Upgrade for necessity, not vanity

By ALLAN D. FRANCISCO
March 2, 2011, 10:46am

MANILA, Philippines - When my wife first came to the United States to take part in a J1 training program, one of the things that immediately caught her attention was how much food get wasted in the Land of Plenty.  Coming from a third-world country, she felt uncomfortable with how the natives seemed to throw away their leftovers without a care.

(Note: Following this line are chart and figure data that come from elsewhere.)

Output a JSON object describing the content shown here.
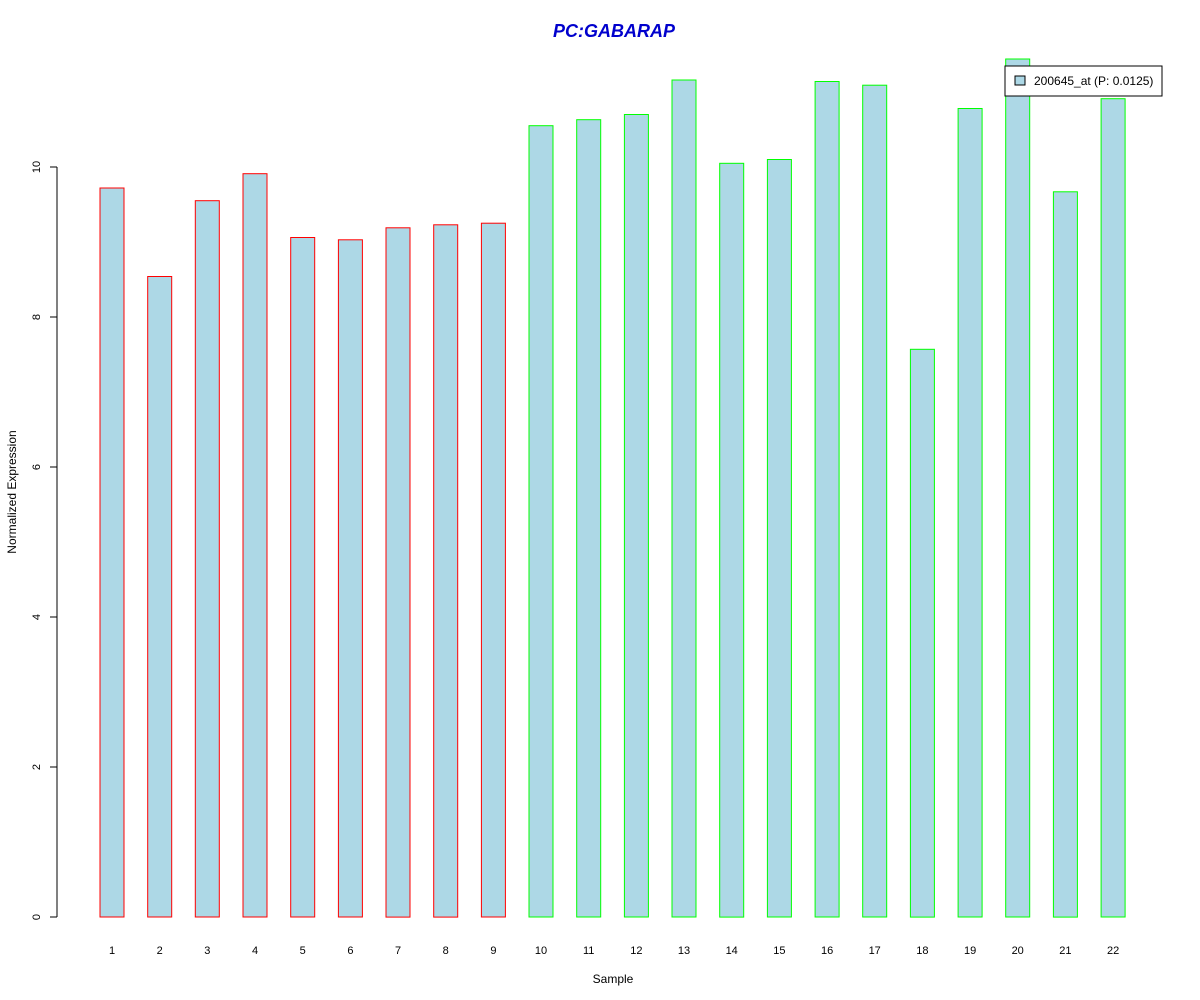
{
  "chart_data": {
    "type": "bar",
    "title": "PC:GABARAP",
    "xlabel": "Sample",
    "ylabel": "Normalized Expression",
    "categories": [
      "1",
      "2",
      "3",
      "4",
      "5",
      "6",
      "7",
      "8",
      "9",
      "10",
      "11",
      "12",
      "13",
      "14",
      "15",
      "16",
      "17",
      "18",
      "19",
      "20",
      "21",
      "22"
    ],
    "series": [
      {
        "name": "200645_at (P: 0.0125)",
        "values": [
          9.72,
          8.54,
          9.55,
          9.91,
          9.06,
          9.03,
          9.19,
          9.23,
          9.25,
          10.55,
          10.63,
          10.7,
          11.16,
          10.05,
          10.1,
          11.14,
          11.09,
          7.57,
          10.78,
          11.44,
          9.67,
          10.91
        ],
        "fill": "#ADD8E6",
        "group": [
          "red",
          "red",
          "red",
          "red",
          "red",
          "red",
          "red",
          "red",
          "red",
          "green",
          "green",
          "green",
          "green",
          "green",
          "green",
          "green",
          "green",
          "green",
          "green",
          "green",
          "green",
          "green"
        ]
      }
    ],
    "yticks": [
      0,
      2,
      4,
      6,
      8,
      10
    ],
    "ylim": [
      0,
      11.44
    ],
    "grid": false,
    "legend_position": "top-right",
    "colors": {
      "title": "#0000CD",
      "bar_fill": "#ADD8E6",
      "border_red": "#FF0000",
      "border_green": "#00FF00",
      "axis": "#000000"
    }
  }
}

Sometimes, plates of dishes and courses that were hardly touched or tasted went directly and fast from the table to the garbage bin. In many cases, describing those soon-to-be-wasted food items as “leftovers” would be sacrilegious, the height of culinary blasphemy. Unfortunately (fortunately for manufacturers), American consumers’ “wastefulness” extends to other consumer goods including electronic gadgets and devices, such as mobile phones and computers.

Unlike previous generations of Americans, especially those who lived through the Great Depression and World War II years, today’s children of Benjamin Franklin find nothing objectionable in replacing cars, clothes, and laptops months and even years before these products’ “expiration dates.”

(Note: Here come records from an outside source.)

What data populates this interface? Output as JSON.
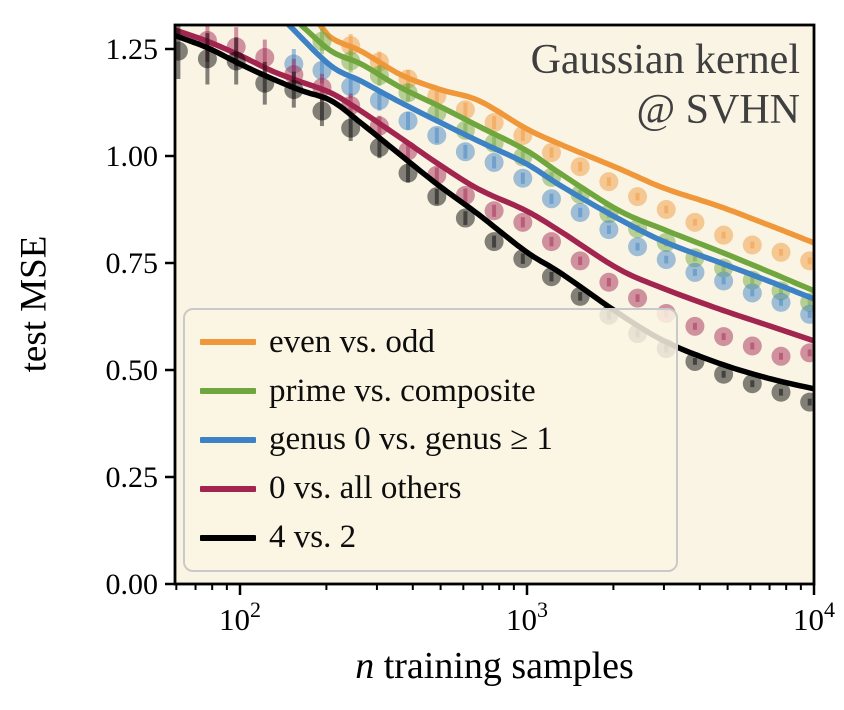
{
  "chart_data": {
    "type": "line",
    "title_lines": [
      "Gaussian kernel",
      "@ SVHN"
    ],
    "ylabel": "test MSE",
    "xlabel": {
      "italic": "n",
      "rest": " training samples"
    },
    "x_scale": "log",
    "xlim": [
      59,
      10000
    ],
    "ylim": [
      0,
      1.306
    ],
    "grid": false,
    "legend_position": "lower left",
    "colors": {
      "plot_bg": "#faf4e4",
      "title": "#3f3f3f",
      "axis": "#000000",
      "legend_border": "#c9c9c9"
    },
    "y_ticks": [
      {
        "value": 0.0,
        "label": "0.00"
      },
      {
        "value": 0.25,
        "label": "0.25"
      },
      {
        "value": 0.5,
        "label": "0.50"
      },
      {
        "value": 0.75,
        "label": "0.75"
      },
      {
        "value": 1.0,
        "label": "1.00"
      },
      {
        "value": 1.25,
        "label": "1.25"
      }
    ],
    "x_major_ticks": [
      {
        "value": 100,
        "base": "10",
        "exp": "2"
      },
      {
        "value": 1000,
        "base": "10",
        "exp": "3"
      },
      {
        "value": 10000,
        "base": "10",
        "exp": "4"
      }
    ],
    "x_minor_ticks": [
      60,
      70,
      80,
      90,
      200,
      300,
      400,
      500,
      600,
      700,
      800,
      900,
      2000,
      3000,
      4000,
      5000,
      6000,
      7000,
      8000,
      9000
    ],
    "series": [
      {
        "name": "even vs. odd",
        "color": "#f0973a",
        "line": {
          "n": [
            190,
            208,
            264,
            363,
            500,
            676,
            1000,
            1300,
            2100,
            3000,
            4650,
            7000,
            10000
          ],
          "mse": [
            1.306,
            1.276,
            1.245,
            1.19,
            1.155,
            1.13,
            1.063,
            1.028,
            0.97,
            0.925,
            0.883,
            0.838,
            0.797
          ]
        },
        "dots": {
          "n": [
            243,
            306,
            385,
            485,
            610,
            768,
            967,
            1217,
            1532,
            1929,
            2428,
            3056,
            3847,
            4843,
            6096,
            7674,
            9660
          ],
          "mse": [
            1.258,
            1.22,
            1.18,
            1.14,
            1.108,
            1.078,
            1.048,
            1.008,
            0.975,
            0.94,
            0.905,
            0.875,
            0.845,
            0.815,
            0.792,
            0.775,
            0.755
          ],
          "err": [
            0.027,
            0.024,
            0.021,
            0.019,
            0.017,
            0.015,
            0.013,
            0.012,
            0.011,
            0.01,
            0.009,
            0.009,
            0.008,
            0.008,
            0.008,
            0.008,
            0.008
          ]
        }
      },
      {
        "name": "prime vs. composite",
        "color": "#6fa63e",
        "line": {
          "n": [
            163,
            208,
            264,
            363,
            500,
            676,
            1000,
            1300,
            2100,
            3000,
            4650,
            7000,
            10000
          ],
          "mse": [
            1.306,
            1.245,
            1.215,
            1.16,
            1.115,
            1.07,
            1.012,
            0.96,
            0.872,
            0.828,
            0.778,
            0.729,
            0.685
          ]
        },
        "dots": {
          "n": [
            193,
            243,
            306,
            385,
            485,
            610,
            768,
            967,
            1217,
            1532,
            1929,
            2428,
            3056,
            3847,
            4843,
            6096,
            7674,
            9660
          ],
          "mse": [
            1.268,
            1.222,
            1.188,
            1.148,
            1.1,
            1.06,
            1.03,
            0.998,
            0.95,
            0.91,
            0.865,
            0.83,
            0.798,
            0.762,
            0.738,
            0.71,
            0.685,
            0.658
          ],
          "err": [
            0.03,
            0.027,
            0.024,
            0.021,
            0.019,
            0.017,
            0.015,
            0.013,
            0.012,
            0.011,
            0.01,
            0.009,
            0.009,
            0.008,
            0.008,
            0.008,
            0.008,
            0.008
          ]
        }
      },
      {
        "name": "genus 0 vs. genus ≥ 1",
        "color": "#3c82c4",
        "line": {
          "n": [
            148,
            208,
            264,
            363,
            500,
            676,
            1000,
            1300,
            2100,
            3000,
            4650,
            7000,
            10000
          ],
          "mse": [
            1.306,
            1.21,
            1.175,
            1.125,
            1.078,
            1.035,
            0.981,
            0.932,
            0.852,
            0.8,
            0.752,
            0.707,
            0.666
          ]
        },
        "dots": {
          "n": [
            154,
            193,
            243,
            306,
            385,
            485,
            610,
            768,
            967,
            1217,
            1532,
            1929,
            2428,
            3056,
            3847,
            4843,
            6096,
            7674,
            9660
          ],
          "mse": [
            1.215,
            1.2,
            1.162,
            1.13,
            1.082,
            1.048,
            1.01,
            0.985,
            0.948,
            0.9,
            0.868,
            0.828,
            0.788,
            0.758,
            0.728,
            0.708,
            0.68,
            0.658,
            0.63
          ],
          "err": [
            0.035,
            0.03,
            0.027,
            0.024,
            0.021,
            0.018,
            0.016,
            0.014,
            0.013,
            0.012,
            0.011,
            0.01,
            0.009,
            0.009,
            0.008,
            0.008,
            0.008,
            0.008,
            0.008
          ]
        }
      },
      {
        "name": "0 vs. all others",
        "color": "#a1254f",
        "line": {
          "n": [
            59,
            77,
            100,
            130,
            165,
            208,
            264,
            363,
            500,
            676,
            1000,
            1300,
            2100,
            3000,
            4650,
            7000,
            10000
          ],
          "mse": [
            1.295,
            1.268,
            1.235,
            1.198,
            1.172,
            1.147,
            1.105,
            1.042,
            0.978,
            0.923,
            0.871,
            0.825,
            0.735,
            0.69,
            0.643,
            0.603,
            0.568
          ]
        },
        "dots": {
          "n": [
            77,
            97,
            122,
            154,
            193,
            243,
            306,
            385,
            485,
            610,
            768,
            967,
            1217,
            1532,
            1929,
            2428,
            3056,
            3847,
            4843,
            6096,
            7674,
            9660
          ],
          "mse": [
            1.27,
            1.255,
            1.23,
            1.19,
            1.16,
            1.118,
            1.07,
            1.012,
            0.955,
            0.908,
            0.872,
            0.845,
            0.8,
            0.755,
            0.705,
            0.668,
            0.632,
            0.602,
            0.578,
            0.556,
            0.532,
            0.54
          ],
          "err": [
            0.05,
            0.046,
            0.042,
            0.037,
            0.032,
            0.028,
            0.024,
            0.021,
            0.018,
            0.016,
            0.014,
            0.012,
            0.011,
            0.01,
            0.01,
            0.009,
            0.009,
            0.008,
            0.008,
            0.008,
            0.008,
            0.008
          ]
        }
      },
      {
        "name": "4 vs. 2",
        "color": "#000000",
        "line": {
          "n": [
            59,
            77,
            100,
            130,
            165,
            208,
            264,
            363,
            500,
            676,
            1000,
            1300,
            2100,
            3000,
            4650,
            7000,
            10000
          ],
          "mse": [
            1.282,
            1.253,
            1.215,
            1.18,
            1.152,
            1.129,
            1.077,
            1.002,
            0.928,
            0.864,
            0.775,
            0.728,
            0.631,
            0.568,
            0.516,
            0.48,
            0.456
          ]
        },
        "dots": {
          "n": [
            61,
            77,
            97,
            122,
            154,
            193,
            243,
            306,
            385,
            485,
            610,
            768,
            967,
            1217,
            1532,
            1929,
            2428,
            3056,
            3847,
            4843,
            6096,
            7674,
            9660
          ],
          "mse": [
            1.245,
            1.227,
            1.222,
            1.17,
            1.155,
            1.105,
            1.065,
            1.02,
            0.96,
            0.905,
            0.855,
            0.8,
            0.76,
            0.718,
            0.672,
            0.628,
            0.585,
            0.55,
            0.52,
            0.49,
            0.468,
            0.448,
            0.425
          ],
          "err": [
            0.065,
            0.06,
            0.055,
            0.05,
            0.042,
            0.035,
            0.03,
            0.025,
            0.022,
            0.018,
            0.016,
            0.014,
            0.012,
            0.011,
            0.01,
            0.01,
            0.009,
            0.009,
            0.008,
            0.008,
            0.008,
            0.008,
            0.008
          ]
        }
      }
    ]
  }
}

But the economic slowdown that started in 2008 seems to have encouraged some American consumers to hold on to stuff longer than they used to.

Data from market researchers shows slower consumption and product life cycles. But analysts are looking with interest at how consumer attitudes might change once economic recovery goes full blast and easy credit returns.

Google for Chefs

Internet search giant Google has added a Recipe View to its market-leading search engine. Seeking for ways to repulse Bing, Microsoft’s emerging search platform, the online search and marketing giant has added a button to its search results. Users can click this button to gain access to results that can help them learn how to prepare meals and other culinary creations.

Google said it deals with about 10 million recipe-related search queries. This encouraged the company to add this culinary button to its online search tool.

Removing Nonsense

It might have come belatedly, but it is welcome nevertheless.

I’m referring to Google’s move to reduce the claptrap from its search results. This move by Google is tantamount to an admission that lately its results have been hijacked by content farms – those Web sites that publish nonsensical articles and stories designed to push up their sites’ search-results rankings.

Google has to really improve its search results. After all, a study by analytics firm Hitwise shows that the search giant has a 66-percent search success rate. Microsoft’s Bing has 82 percent.